Tommaso si fece avanti, le mani che tremavano un po'. "Mi dispiace, signor Berto. Non avrei dovuto prenderlo senza chiedere. Ho capito che fare scherzi può ferire." Berto lo guardò con lo sguardo che aveva quando raccontava storie agli uccelli. "Chiedere scusa è coraggioso," disse. "E restituire è saggio."
Nina guardò Marco, che sembrava sollevato. Poi si voltò verso la diga: fino a quel momento aveva evitato la passerella sottile che portava alla chiusa perché aveva paura dell'altezza. Per salvare il cappello avevano dovuto attraversarla. "La paura è come l'ombra," pensò. "Diventa più piccola quando la guardi." Fece un passo, poi un altro, fino al centro. Sentì il cuore battere forte ma la mano di Lia che la prese la fece sentire sicura.

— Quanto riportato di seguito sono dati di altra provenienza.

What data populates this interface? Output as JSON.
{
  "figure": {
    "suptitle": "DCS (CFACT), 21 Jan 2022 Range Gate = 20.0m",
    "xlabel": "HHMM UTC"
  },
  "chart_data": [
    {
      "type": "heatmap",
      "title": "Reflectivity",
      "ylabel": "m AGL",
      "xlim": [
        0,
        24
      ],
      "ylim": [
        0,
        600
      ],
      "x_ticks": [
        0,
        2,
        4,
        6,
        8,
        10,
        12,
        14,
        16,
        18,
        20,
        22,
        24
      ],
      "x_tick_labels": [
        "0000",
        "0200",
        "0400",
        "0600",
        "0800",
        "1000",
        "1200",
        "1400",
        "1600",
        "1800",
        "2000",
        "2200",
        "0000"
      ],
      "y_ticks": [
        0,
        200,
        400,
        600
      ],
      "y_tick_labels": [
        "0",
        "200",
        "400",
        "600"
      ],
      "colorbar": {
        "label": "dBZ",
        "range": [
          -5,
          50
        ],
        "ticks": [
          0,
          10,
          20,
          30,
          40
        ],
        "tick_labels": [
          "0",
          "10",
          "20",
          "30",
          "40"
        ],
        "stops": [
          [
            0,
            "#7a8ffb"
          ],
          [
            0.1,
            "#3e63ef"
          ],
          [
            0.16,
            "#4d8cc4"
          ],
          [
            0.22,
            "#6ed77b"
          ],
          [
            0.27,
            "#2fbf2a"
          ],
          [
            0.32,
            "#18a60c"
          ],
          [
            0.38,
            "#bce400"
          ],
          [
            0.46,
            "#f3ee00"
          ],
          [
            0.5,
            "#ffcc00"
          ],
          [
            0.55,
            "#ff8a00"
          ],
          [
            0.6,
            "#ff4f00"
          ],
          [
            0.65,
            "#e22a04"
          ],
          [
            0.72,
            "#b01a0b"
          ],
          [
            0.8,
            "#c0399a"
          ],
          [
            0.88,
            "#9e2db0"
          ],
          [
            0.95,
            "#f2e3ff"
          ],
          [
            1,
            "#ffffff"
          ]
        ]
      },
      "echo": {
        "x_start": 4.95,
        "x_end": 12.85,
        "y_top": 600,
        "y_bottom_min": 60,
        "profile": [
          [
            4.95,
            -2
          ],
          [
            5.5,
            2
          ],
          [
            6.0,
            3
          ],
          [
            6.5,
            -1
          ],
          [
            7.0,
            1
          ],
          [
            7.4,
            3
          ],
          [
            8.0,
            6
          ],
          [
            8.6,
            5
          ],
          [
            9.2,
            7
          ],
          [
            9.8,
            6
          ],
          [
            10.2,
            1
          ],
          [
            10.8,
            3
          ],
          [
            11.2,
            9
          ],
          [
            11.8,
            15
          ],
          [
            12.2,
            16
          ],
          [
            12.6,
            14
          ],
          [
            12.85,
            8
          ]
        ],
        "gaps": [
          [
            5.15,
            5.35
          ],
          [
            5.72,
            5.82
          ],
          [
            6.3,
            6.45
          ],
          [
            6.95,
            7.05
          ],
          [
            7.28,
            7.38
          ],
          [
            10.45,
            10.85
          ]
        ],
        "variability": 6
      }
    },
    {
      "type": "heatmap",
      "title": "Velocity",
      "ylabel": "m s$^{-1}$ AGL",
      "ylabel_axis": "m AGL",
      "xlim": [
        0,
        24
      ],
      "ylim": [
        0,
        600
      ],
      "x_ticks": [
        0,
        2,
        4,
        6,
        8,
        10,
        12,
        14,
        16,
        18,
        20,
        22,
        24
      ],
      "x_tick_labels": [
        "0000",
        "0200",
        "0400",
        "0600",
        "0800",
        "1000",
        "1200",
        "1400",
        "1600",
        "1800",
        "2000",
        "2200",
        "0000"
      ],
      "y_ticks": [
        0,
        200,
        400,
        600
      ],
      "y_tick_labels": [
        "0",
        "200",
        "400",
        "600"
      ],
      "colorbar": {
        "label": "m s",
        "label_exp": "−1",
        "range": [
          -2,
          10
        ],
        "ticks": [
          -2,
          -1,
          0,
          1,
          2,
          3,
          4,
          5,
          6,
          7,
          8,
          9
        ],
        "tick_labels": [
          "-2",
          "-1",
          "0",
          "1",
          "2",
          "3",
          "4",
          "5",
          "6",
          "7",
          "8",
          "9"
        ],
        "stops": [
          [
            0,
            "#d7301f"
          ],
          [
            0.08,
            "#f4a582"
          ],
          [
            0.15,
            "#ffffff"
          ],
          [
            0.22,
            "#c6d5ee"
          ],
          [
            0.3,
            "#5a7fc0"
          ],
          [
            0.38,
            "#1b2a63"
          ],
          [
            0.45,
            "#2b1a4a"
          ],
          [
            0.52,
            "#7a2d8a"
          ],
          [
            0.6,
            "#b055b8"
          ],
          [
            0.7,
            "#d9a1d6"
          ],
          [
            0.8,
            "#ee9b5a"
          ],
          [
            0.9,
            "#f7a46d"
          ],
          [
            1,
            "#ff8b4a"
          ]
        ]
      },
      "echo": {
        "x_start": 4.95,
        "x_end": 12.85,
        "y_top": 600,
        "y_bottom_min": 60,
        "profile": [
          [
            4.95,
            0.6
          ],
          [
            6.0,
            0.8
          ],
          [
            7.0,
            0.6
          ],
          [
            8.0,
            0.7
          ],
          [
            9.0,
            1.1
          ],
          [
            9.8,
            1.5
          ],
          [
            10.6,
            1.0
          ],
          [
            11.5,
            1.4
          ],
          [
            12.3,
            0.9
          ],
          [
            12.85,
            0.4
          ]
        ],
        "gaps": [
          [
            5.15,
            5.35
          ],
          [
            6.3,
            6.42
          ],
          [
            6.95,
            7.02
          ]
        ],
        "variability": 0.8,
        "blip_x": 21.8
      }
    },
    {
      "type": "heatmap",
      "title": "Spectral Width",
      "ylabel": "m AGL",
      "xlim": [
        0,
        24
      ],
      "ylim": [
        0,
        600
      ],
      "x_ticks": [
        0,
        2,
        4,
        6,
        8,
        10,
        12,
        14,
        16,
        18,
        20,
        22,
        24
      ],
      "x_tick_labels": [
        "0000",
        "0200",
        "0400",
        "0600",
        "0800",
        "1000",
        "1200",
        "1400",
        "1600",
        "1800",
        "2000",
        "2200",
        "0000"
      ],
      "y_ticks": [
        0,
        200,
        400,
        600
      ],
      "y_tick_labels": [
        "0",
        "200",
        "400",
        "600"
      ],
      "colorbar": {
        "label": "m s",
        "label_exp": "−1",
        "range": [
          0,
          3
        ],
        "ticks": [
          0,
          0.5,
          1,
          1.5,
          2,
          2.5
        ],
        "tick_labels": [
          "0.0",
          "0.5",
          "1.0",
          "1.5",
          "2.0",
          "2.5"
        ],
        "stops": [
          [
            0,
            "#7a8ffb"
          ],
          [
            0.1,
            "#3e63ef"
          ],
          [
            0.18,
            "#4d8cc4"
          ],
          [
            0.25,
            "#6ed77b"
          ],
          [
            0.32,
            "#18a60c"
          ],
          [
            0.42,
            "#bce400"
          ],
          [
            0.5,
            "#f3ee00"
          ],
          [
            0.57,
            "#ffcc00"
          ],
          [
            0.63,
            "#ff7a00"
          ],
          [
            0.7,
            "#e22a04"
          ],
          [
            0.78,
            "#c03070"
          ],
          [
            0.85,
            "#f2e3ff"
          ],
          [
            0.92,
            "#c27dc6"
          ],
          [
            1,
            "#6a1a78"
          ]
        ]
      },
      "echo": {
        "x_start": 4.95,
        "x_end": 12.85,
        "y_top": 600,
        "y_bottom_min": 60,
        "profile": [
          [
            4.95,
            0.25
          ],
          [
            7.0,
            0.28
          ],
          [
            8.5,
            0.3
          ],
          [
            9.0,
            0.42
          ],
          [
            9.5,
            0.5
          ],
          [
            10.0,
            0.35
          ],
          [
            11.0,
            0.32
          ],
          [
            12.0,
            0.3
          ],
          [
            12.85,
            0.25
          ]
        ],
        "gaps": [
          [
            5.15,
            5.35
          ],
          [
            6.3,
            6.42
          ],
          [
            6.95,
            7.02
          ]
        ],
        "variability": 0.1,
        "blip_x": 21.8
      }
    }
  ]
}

In quel momento capirono tutti qualcosa di importante. Ridere può essere bello se non fa male. Le scuse possono aggiustare le cose. E affrontare la paura può aprire nuovi cammini.
Capitolo 5 — Il cappello che sapeva nuotare
Dopo che Tommaso restituì il cappello e chiese scusa, Berto lo sistemò sulla testa e lo fece oscillare come una bandiera. "Avete risolto il mistero," disse. "Il mio cappello ha fatto un piccolo viaggio, guidato dal vento e dall'acqua. È tornato con qualche storia in più."
Per festeggiare, Berto invitò tutti a una piccola merenda sotto il salice. Mentre mangiavano biscotti, Nina spiegò come avevano seguito gli indizi: le impronte di gomma mostravano qualcuno che correva, il nastro blu era caduto dal molo, le bolle e le alghe sul cappello provavano che era passato in acqua. "Abbiamo usato l'osservazione e il coraggio," disse Nina. "E abbiamo chiesto scusa quando ce n'era bisogno."
Nel tramonto il cappello sembrava davvero un piccolo barcaiolo, ricoperto di schizzi d'oro. Berto lo sistemò nuovamente con cura e disse: "Avete dimostrato di sapere indagare senza far del male. E questo è il vero mestiere del detective: trovare la verità e curare le cose rotte."
Prima di andare via, Nina guardò il fiume che scorreva tranquillo. La diga brillava come una pagina su cui scrivere altre avventure. "Cosa pensi che abbia guidato il cappello?" chiese Lia. Nina sorrise e guardò gli amici. "Il vento? L'acqua? Un po' di coraggio? Forse tutte e tre le cose insieme."
Si salutarono con una promessa: la prossima volta che avessero trovato un mistero, avrebbero usato gli indizi, la gentilezza e il coraggio. E se qualcuno avesse paura, l'avrebbero aiutato a fare il primo passo, come Lia aveva fatto con Nina.
La sera scese dolce e la diga si addormentò. Sul bordo, il cappello di Berto riposava, asciutto alla luce della luna, come se avesse imparato a nuotare non solo nell'acqua, ma anche nel cuore delle persone.